The implicit scenario is the most straightforward one and can be described as "document with implicit signature and audit data". You can find all scenarios Sovos supports in the subsections below.
Even if audit data is not included, this categorization is still relevant because audit data can be added retroactively. This means that, for a format to be included in the "Implicit Signature and Audit Data" category, it must be possible to add audit data retroactively in the same container as the document and the signature.
Scenarios involving implicit and explicit signatures:
- Implicit signature and audit data (signature type one)
This is a scenario where the document, signature, and optional audit data are bundled into one chunk of data.
Example signature formats that use this structure:
Implicit CAdES-A signatures (with audit data)
Implicit CAdES-T signatures (without audit data)
Enveloping/enveloped XAdES-A signatures (with audit data)
Enveloping/enveloped XAdES-T signatures (without audit data)
- Explicit signature and audit data (signature type two)
This is a scenario where the document is provided in its "raw" format.

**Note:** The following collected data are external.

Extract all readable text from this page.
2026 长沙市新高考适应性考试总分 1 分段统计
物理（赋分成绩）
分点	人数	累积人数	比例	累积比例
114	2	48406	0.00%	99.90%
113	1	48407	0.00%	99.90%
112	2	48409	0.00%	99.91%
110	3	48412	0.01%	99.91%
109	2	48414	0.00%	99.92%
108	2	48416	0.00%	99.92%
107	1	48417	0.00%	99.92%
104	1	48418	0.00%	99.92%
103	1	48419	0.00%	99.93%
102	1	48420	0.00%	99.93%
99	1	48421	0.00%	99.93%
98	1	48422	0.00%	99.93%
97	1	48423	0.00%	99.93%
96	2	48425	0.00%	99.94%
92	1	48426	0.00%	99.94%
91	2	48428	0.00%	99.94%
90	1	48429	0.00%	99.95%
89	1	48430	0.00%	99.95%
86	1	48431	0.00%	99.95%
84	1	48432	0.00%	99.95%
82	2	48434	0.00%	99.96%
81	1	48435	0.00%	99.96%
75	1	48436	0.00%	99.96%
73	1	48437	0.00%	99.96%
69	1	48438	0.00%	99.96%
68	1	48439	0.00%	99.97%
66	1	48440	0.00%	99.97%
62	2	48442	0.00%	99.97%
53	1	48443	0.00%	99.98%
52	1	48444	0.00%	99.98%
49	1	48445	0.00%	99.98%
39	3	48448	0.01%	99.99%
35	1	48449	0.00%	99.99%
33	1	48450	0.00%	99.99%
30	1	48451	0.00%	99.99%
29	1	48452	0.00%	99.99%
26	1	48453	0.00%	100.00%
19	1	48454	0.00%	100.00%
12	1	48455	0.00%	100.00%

Signature and optional audit data are provided separately, in a format that supports both.
Example signature formats that use this structure:
Explicit (often called detached) CAdES-A signatures (with audit data)

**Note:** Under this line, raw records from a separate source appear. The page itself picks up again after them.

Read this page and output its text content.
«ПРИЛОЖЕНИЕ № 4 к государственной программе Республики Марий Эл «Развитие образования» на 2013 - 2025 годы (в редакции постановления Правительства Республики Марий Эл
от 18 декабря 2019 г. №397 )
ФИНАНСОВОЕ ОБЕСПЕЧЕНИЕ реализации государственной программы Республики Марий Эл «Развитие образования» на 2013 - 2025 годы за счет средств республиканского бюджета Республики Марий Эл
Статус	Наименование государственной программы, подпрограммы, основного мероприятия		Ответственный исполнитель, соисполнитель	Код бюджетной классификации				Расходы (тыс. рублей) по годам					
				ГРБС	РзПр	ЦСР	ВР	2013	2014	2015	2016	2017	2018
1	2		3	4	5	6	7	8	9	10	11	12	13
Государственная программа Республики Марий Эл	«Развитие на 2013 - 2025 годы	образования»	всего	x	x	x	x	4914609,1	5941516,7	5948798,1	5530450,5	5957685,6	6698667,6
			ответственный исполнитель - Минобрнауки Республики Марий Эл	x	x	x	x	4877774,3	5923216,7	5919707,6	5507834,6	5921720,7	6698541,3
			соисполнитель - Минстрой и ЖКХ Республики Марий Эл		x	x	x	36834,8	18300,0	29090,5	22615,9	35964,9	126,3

CAdES-T signatures (without audit data)
- Implicit signature and explicit audit data (signature type three)
This is a scenario where the signature is bundled with the document, but the audit data is provided separately — if at all. This is usually due to limitations in the signature format used.
An example of a signature format where this structure may be used is the EDIFACT-based signature format.
Note:Some documents use the expression "detached evidence data" instead of "detached audit data".
Sovos TrustWeaver compliance map
An instrument designed to centralize the control over localized compliance. It consists of structured information based on the requirements and compliant processes used for e-invoicing purposes.
Error handling
When handling errors, the client application must follow the Indirect Tax API's error handling principles, as specified in the error handling documentation.
In general, all error codes in the 400 range are client errors, which you need to analyze. After fixing the error, you can resend the request. Error codes 408 and 429 are exceptions: In these cases, you should wait at least 60 seconds before retrying. Error codes in the 500 range are server errors. In that case, resend the request according to the instructions given on the error handling documentation, which also includes a full list of error codes Indirect Tax API can return.